1. I know it hurts. It’s like being fully cognizant of your own murder. Days will come when you no longer feel that way. It will take time and hard work but you’ll get there.

2. As hard as it is, don’t waste a minute on the other women. It’s easy to focus on them, but they really aren’t the issue.

3. Each bad day will pass. Relish a good day when you have one. (Good days can be fleeting too, but notice and make the most of them when they appear.)

4. Progress is NOT linear. Whether you stay or leave there will be steps forward and back.

5. The best people to have around you are those who listen well and simply offer nonjudgmental support. It’s okay for someone to say “This happened to me and here is how I handled it and how it played out.” It is less helpful to have people around you who pepper their stories with “you should” or “you must.” Be very picky about who you surround yourself with and who you trust with your story.

6. You’re going to hear a lot about self-care. Just do the best you can. Don’t feel shame if you can’t make time for a walk or yoga or meditation. Some days self-care can be as simple as showering or ordering take out. Some days it can also be crying your eyes out if you’ve been holding it in. What works for someone else might not work for you.

7. Prioritize your physical and mental health needs. It’s very tempting to pour all of your attention into your spouse and focus on getting them help to “fix” them. I won’t tell you not to work to get help for your partner, but make sure that you have good therapeutic support too. And do see your doctor. The physical impacts of betrayal trauma manifest themselves in many ways, from PTSD to Kawasaki syndrome to a laundry list of auto-immune disorders.
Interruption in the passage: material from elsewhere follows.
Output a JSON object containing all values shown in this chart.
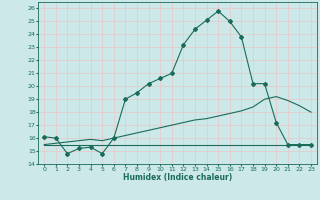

8. Gaslighting and lies don’t suddenly end on your first DDay. Trickle truth is real. You can be as understanding and nonjudgmental as can be and your addict may still feel compelled to lie to you. Expect it, and know that your hyper-vigilance is not codependency but a common trauma symptom.

9. This experience will change you. I’m honestly not yet comfortable with the new me, but I have a feeling she’s going to change a bit more before all is said and done. I still mourn the loss of who I was, and working through that grief is both necessary and okay.

10. If you stay with your partner and they do the work you can rebuild trust and mend your relationship. I’ll never, ever forget about what my husband did, but it appears now as an occasional dull ache and not a daily stabbing, blinding pain.

You’ll notice that there is no advice here on whether to stay or leave. I could only tell my DDay self not to make a hasty decision either way. Traumatized brains don’t function really well. I needed space, time, and some therapeutic input to be able to think clearly.

In looking over the list I think I’d like to squeak in a #11: Don’t make your needs small and certainly don’t let anyone else make your needs small. Scream from the rooftops what you need. Those around you will either rise to the occasion or fall by the wayside. Either outcome is fine. Those who wither or fail to show up aren’t worth your time, and those who support you and meet you where you are at are irreplaceable.